The Miraval Group updated its design proposal for Cranwell following intense public criticism:

• Replaced original hotel-sized, 52-room Guest Cottage with house-sized units (11 and 12 rooms, respectively) and moved remainder of new housing inventory (29 rooms) to center of campus, away from the FairWynds condos.

• Preserved Cranwell fitness center, including indoor pool, exercise and fitness studios, spa suite and treatment room, whirlpool, hair, pedicure, manicure and massage services for use by FairWynds and Coldbrooke owners, their children and grandchildren and other Berkshire County residents (all on an fee basis), plus exercise classes ($15 per person).

• Developed nominal fee schedule providing access to the Cranwell fitness center and Sloane's outdoor pool for FairWynds and Coldbrooke owners, their children and grandchildren and Berkshire County residents.

• Created discounted day passes to the new Miraval-Lenox wellness spa for FairWynds, Coldbrooke and Berkshire County residents.

• Relocated warehouse and maintenance facilities to west side of Route 20, eliminating truck deliveries via Walker Street.

• Removed the existing derelict and unsightly staff quarters, laundry, administration and maintenance buildings.

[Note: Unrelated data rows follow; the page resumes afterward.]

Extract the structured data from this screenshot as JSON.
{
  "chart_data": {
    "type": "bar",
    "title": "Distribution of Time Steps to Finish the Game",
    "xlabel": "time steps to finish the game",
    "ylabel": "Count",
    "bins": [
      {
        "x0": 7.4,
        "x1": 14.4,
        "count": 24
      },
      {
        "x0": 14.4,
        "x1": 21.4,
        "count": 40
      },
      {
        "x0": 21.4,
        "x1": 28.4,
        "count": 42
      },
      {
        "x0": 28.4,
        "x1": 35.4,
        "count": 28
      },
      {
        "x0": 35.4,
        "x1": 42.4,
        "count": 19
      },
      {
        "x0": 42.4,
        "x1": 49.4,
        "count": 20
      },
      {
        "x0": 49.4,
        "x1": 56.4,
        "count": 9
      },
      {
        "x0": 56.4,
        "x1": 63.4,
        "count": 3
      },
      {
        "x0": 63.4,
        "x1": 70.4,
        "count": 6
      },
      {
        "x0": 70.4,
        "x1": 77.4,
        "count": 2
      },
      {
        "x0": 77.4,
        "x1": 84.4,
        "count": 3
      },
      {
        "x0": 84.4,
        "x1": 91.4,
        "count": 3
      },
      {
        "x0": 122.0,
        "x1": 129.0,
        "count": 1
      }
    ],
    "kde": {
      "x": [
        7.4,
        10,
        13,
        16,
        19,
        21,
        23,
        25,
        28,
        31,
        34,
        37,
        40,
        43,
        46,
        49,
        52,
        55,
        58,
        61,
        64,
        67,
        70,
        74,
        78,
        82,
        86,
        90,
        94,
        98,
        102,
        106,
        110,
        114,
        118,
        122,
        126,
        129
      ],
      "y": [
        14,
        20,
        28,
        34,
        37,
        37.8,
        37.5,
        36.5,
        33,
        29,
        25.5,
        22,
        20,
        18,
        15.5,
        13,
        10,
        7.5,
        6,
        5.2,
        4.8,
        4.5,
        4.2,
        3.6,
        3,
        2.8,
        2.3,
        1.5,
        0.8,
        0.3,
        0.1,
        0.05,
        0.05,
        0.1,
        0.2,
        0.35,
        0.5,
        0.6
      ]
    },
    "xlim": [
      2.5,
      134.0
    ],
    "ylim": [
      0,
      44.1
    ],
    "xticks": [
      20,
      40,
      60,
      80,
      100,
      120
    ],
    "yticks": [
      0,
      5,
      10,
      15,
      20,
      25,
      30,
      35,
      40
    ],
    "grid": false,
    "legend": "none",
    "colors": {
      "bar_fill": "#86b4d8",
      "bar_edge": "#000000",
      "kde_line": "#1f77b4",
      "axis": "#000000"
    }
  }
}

• Increased setback of guest housing from 45 to 70 feet from the edge of Blossom Hill overlooking condos, lowered maximum height of guest housing from 45 to 35 feet 5 inches.

• Improved interior road access to FairWynds and added hands-free transponder security gate operation.

• Added a linear pedestrian park around the Miraval-Lenox campus and provided foot access to Mansion, Sloane's Tavern and the Cranwell fitness center.

• Added a 35-foot planted buffer from the edge of FairWynds Drive to shield view of outdoor pool and Sloane's.

• Increased the parking lot planted buffer from 20 to 50 feet from the edge of FairWynds Drive, added masonry wall to shield view of cars.